While looking at PriorityQueue implementation in package DataStructures, I realized the algorithm is biased to underlying implementation.

The implementation maintains a Dict and index array as a paired heap array. However, it may help if there can a mechanism through which a user can choose his own underlying data structure or heap than having Julia to force the implementation.

regards,

Sambit


#2

What’s the use case for something like this? The elements in the PQ can be whatever you want; the interal representation is by definition abstracted away: you put your elements in with a given priority, you get them out with the same priority. What would be the benefit of changing the underlying data structure?


#3

@sbromberger

I do not have a concrete use case but kind of biased with the C++ STL mindset. Any random access container as a heap can be used in C++ STL.

http://en.cppreference.com/w/cpp/container/priority_queue

For example, Wikipedia explanation for PriorityQueue has multiple implementation possibilities.

The Julia default implementation is “Usual Implementation - Self balancing BST” case. While, that is fine for a library standpoint it may not scale for a Scientific Computing platform requirement as the scientist should be able to change her algorithm at will using the same interface.


#4

@sambitdash, thanks for the comments. I actually want to move toward composable data structures, either in DataStructures.jl, or in a new package.
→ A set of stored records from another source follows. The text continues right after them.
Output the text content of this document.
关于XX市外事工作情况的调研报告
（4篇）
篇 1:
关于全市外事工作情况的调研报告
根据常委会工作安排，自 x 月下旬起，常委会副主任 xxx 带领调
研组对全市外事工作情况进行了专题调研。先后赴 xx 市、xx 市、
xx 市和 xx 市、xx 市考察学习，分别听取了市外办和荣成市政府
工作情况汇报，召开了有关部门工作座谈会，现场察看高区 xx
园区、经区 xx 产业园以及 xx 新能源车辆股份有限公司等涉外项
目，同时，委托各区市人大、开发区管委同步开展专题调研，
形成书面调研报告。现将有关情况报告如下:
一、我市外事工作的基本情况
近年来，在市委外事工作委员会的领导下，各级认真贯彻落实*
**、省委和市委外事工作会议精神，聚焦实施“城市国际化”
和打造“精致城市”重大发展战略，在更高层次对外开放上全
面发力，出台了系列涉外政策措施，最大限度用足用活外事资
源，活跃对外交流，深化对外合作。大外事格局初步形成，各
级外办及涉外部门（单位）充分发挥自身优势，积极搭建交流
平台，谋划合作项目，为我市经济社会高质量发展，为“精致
My hope would be to separate basic data structures (e.g., hash tables, heaps, different array/list implementations, etc.) from abstract data types (ADTs–e.g., OrderedDict, PriorityQueue, Stack/Queue, etc.).
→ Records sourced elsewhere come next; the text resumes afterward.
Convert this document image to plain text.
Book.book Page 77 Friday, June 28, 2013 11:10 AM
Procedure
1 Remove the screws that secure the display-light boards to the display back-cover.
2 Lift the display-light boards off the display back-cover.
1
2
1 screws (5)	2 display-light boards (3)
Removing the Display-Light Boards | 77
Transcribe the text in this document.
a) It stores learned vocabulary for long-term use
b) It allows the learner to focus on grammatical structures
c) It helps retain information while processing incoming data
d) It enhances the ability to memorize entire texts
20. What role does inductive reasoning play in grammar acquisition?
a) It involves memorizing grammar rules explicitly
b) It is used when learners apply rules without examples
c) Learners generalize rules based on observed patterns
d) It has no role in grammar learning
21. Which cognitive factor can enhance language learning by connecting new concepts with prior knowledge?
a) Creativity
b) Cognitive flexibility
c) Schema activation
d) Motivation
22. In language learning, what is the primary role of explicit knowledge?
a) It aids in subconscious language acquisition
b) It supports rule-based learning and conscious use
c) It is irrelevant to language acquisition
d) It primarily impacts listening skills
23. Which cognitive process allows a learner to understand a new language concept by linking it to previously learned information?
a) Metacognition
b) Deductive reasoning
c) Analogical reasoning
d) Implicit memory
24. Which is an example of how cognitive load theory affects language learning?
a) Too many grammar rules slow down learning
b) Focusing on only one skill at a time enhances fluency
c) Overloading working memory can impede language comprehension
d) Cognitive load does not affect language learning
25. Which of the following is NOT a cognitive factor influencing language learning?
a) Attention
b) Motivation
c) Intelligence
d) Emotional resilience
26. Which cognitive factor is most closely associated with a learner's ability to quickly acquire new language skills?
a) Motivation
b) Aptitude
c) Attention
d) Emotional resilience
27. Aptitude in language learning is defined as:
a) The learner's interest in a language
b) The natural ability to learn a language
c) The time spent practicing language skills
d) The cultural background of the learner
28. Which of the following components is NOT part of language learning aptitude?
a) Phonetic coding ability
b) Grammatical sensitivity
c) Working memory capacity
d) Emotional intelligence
Rather than selecting the underlying implementation at run time, I was thinking that different implementations of the abstract data type could be defined using macros which combined the basic data structures. The basic data structures would need to have well-defined interfaces for this to work.

Creating this might get somewhat complicated, and I honestly don’t have the time to work on it much right now, but I hope to formalize these ideas and write them up soon.